Esch – Sint-Willibrorduskerk

Orgel Concerten Muziek Kerk Info

Dorpsstraat 10
5296 LV Esch (Gemeente Haaren)
Locatie op Google/maps

Het Heyneman-van Hirtum-orgel (1788-1817)

In 1788 bouwde A.F.G. Heyneman een orgel voor de Hervormde Kerk in Vught. In 1795 raakte dit instrument door oorlogshandelingen zwaar beschadigd.

1816/1817 – Herstel
Pas in 1816 kon met de herstelwerkzaamheden worden begonnen.
Bernard van Hirtum herbouwde het instrument in een nieuwe orgelkas. In 1817 was dit werk voltooid.
Dispositie 1817:
Manuaal: Holpijp 8′, Fluit Travers 8′, Prestant 4′, Fluit 4′, Octaaf 2′, Fluit 2′, Cornet III sterk D, Trompet 8′ B/D.
Pedaal aangehangen.

1855 – Broekhuijzen schrijft:
“Het orgel in de Kerk der Hervormde Gemeente aldaar (Vught) is de maker en datum der stichting onbekend. Was in 1795 door Fransche Militaire geheel beschadigd byna vernield geworden. De overblyfselen zoo veel mogelijk byeen verzameld en toen daar uit zeer gebrekkig onvolleedig en byna onbruikbaar orgel te zamen gesteld waarmede zich de gemeente Jaren heeft beholpen. In 1868 is het geheel gerepareerd en hernieuwd door H.P. van Hirtum orgelmaker te Hilvarenbeek. Heeft 9 stemmen, een handclavier, aangehangen pedaal en twee blaasbalgen.
Prestant 4′, Holpyp 8′, Fluit Trav, Fluit 4′, Octaaf 2′, Cornet 3 st., Fluit 2′, Trompet B 8′, Trompet D 8′, Tremulant en Ventil.”

1933 – Uitbreiding
Het orgel werd in 1933 omgebouwd en uitgebreid met drie registers op een pneumatische lade. Na deze uitbreiding was de dispositie:
Manuaal: Prestant 8′, Holpijp 8′, Viola d’Amour 8′, Voix Céleste 8′ D, Flute Travers 8′ D, Octaaf 4′, Fluit 4′, Woudfluit 2′, Cornet III sterk D, Hobo 8′. Pedaal: Subbas 16′. Pedaalkoppel.
In 1956 kocht men in Vught een nieuw orgel en het oude werd gedemonteerd en opgeslagen.

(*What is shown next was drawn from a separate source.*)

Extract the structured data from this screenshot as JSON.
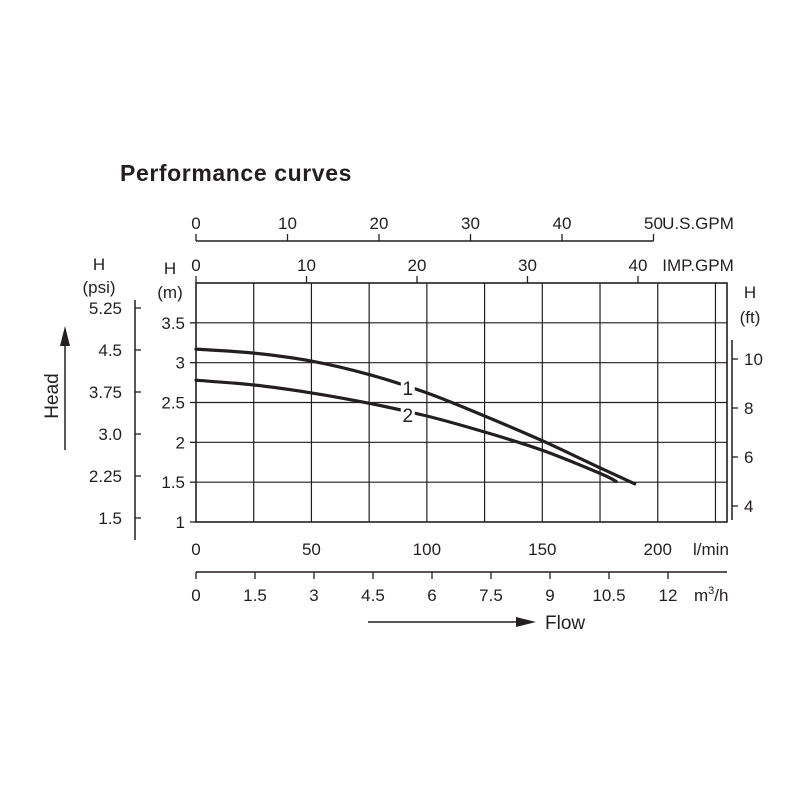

In Esch was in 1893 een harmonium geleverd door de firma J. van Kesteren uit Gennep.

Vanaf 1962 – Esch
De parochie in Esch kocht het Heyneman-orgel aan. Het werd in 1962 geplaatst door parochianen.
J. Clercx uit Boxtel herstelde het instrument in 1986.

2010 – Oorspronkelijke staat
Op 1 juli 2009 is Van Rossum gestart met een nieuwe restauratie. Onder advies van Rogér van Dijk is het instrument teruggebracht in de oorspronkelijke staat. De pneumatische lade is hierbij verwijderd, evenals het pedaalklavier. Tijdens de restauratie kon ook worden vastgesteld dat het orgel gebouwd was door Heyneman, iets dat lange tijd onzeker was. Begin oktober 2010 is het orgel herplaatst in de kerk. Op 6 november 2010 nam men het orgel weer in gebruik met een bespeling door Cees van der Poel.

Dispositie

Manuaal: C-f”’
Holpijp 8′
Flutrravers 8′ D – 19de eeuw
Praestant 4′ – 1788/2010
Fluit 4′ – 1788/1817
Quintfluit 3′ – 1788/19de eeuw/2010
Octaaf 2′ – 2010
Mixtuur III sterk – 1817/2010
Kromhoorn 8′ B – 2010
Trompet 8′ D – 2010

Mechanische register- en toetstractuur
Toonhoogte a’=425 Hz
Temperatuur: Valotti
Winddruk 60 mm

Samenstelling Mixtuur III sterk
C: 1′ – 2/3′ – 1/2′. c’: 2′ – 1 1/3′ – 1′. c”: 4′ – 2 2/3′ – 2′.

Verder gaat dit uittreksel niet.